(Boursier.com) -- La Banque Centrale Européenne a déçu les investisseurs hier, en s'en tenant aux déclarations d'intentions, mais pas encore à l'action, sur des mesures pour relancer la zone euro. Une posture très vivement dénoncée ce matin par le socialiste Didier Guillaume sur Europe 1 : "La BCE, la Banque centrale européenne, ne peut pas continuer à affamer les peuples, à tirer sur les Etats en difficulté", a déclaré le vice-président du Sénat. Il a estimé que que les réticences de l'Allemagne et de la Bundesbank expliquaient cette position.
"Je comprends l'Italie et l'Espagne"
François Hollande, mais aussi le ministre de l'Economie Pierre Moscovici ont salué jeudi les déclarations de Mario Draghi.

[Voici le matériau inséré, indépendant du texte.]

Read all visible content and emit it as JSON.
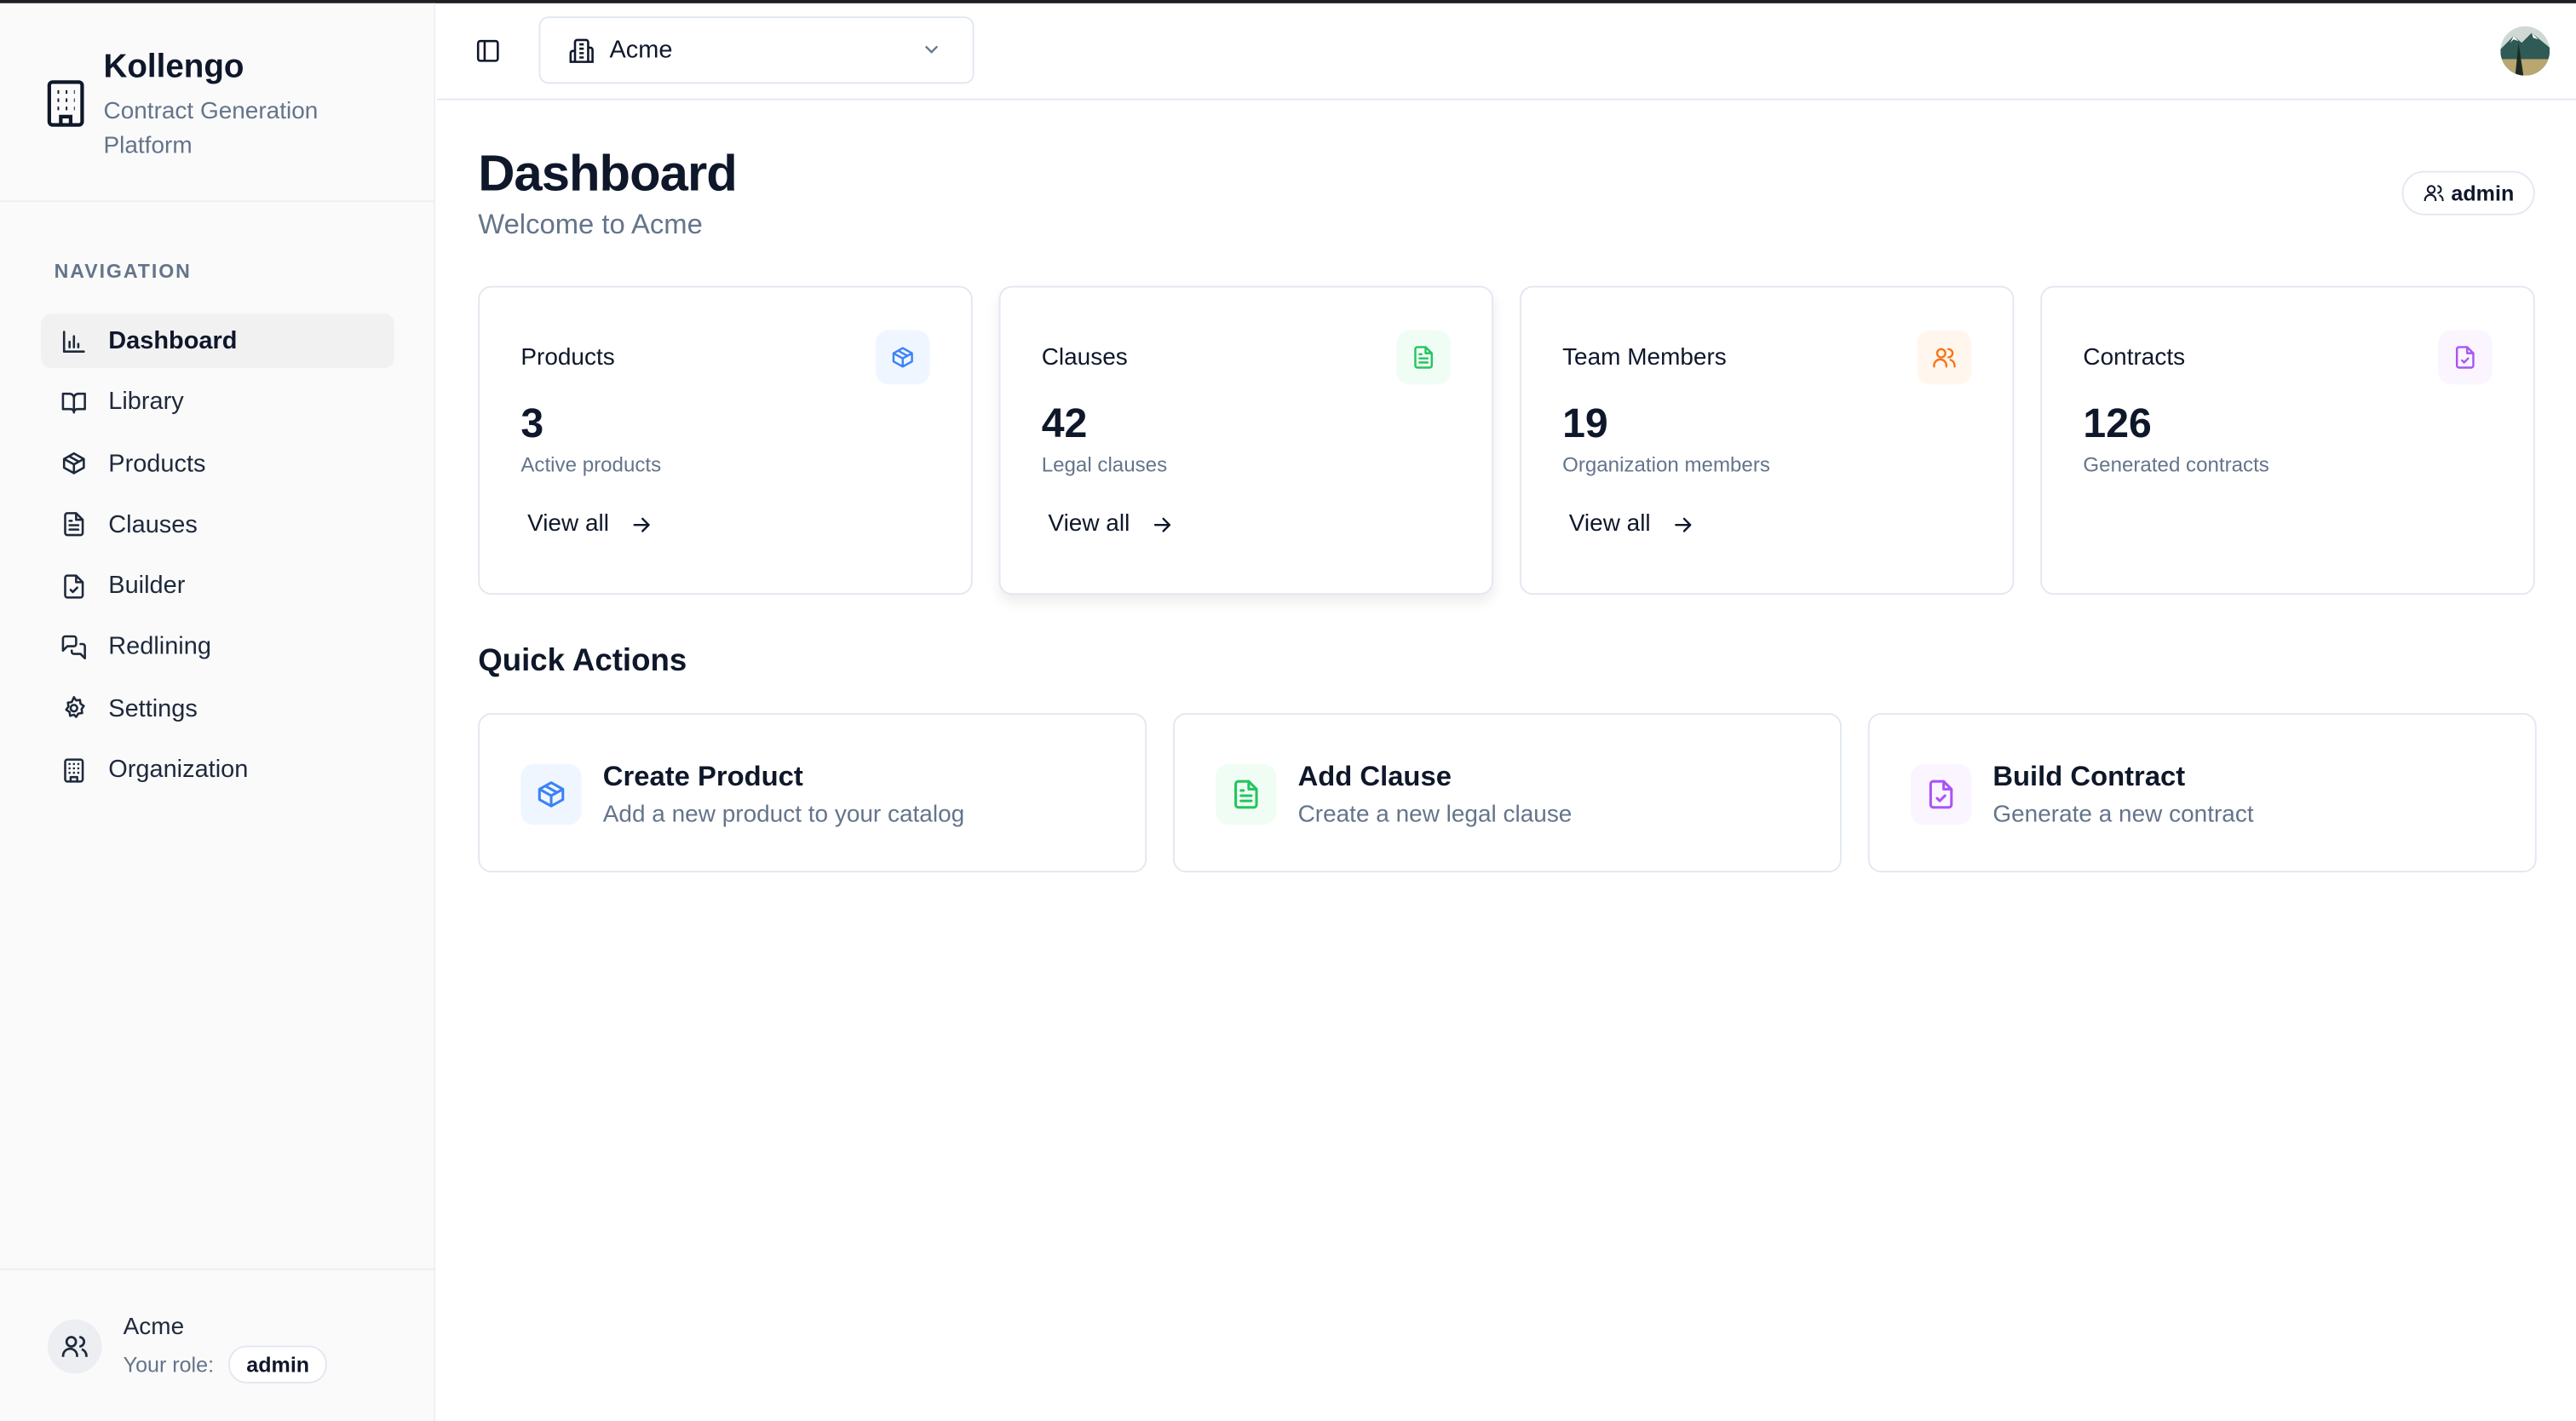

Le président de la BCE a annoncé un nouveau programme de rachat d'obligations italiennes et espagnoles, conditionné par un recours simultané aux fonds européens de secours par Madrid et Rome. "Je comprends l'Italie et l'Espagne de ne pas aller dans cette direction", a expliqué Didier Guillaume.
Faire des efforts
"Bien sûr que la Bundesbank ne veut pas intervenir, disant 'il faut d'abord faire des efforts'. Mais à force de faire des efforts, ces pays seront à la corde, ils ne pourront plus rien faire et c'est la raison pour laquelle il est indispensable que la BCE puisse intervenir directement", a-t-il poursuivi.
Le FESF, "ça ne marchera pas"
Didier Guillaume n'a par ailleurs pas caché son scepticisme vis-à-vis du Fonds européen de stabilité financière (FESF). "Ça ne marchera pas, on le sait très bien. Il faut dire aux Allemands très clairement et à la Bundesbank : 'lâchez du lest, il faut que la BCE intervienne directement sur les marchés'", a expliqué Didier Guillaume.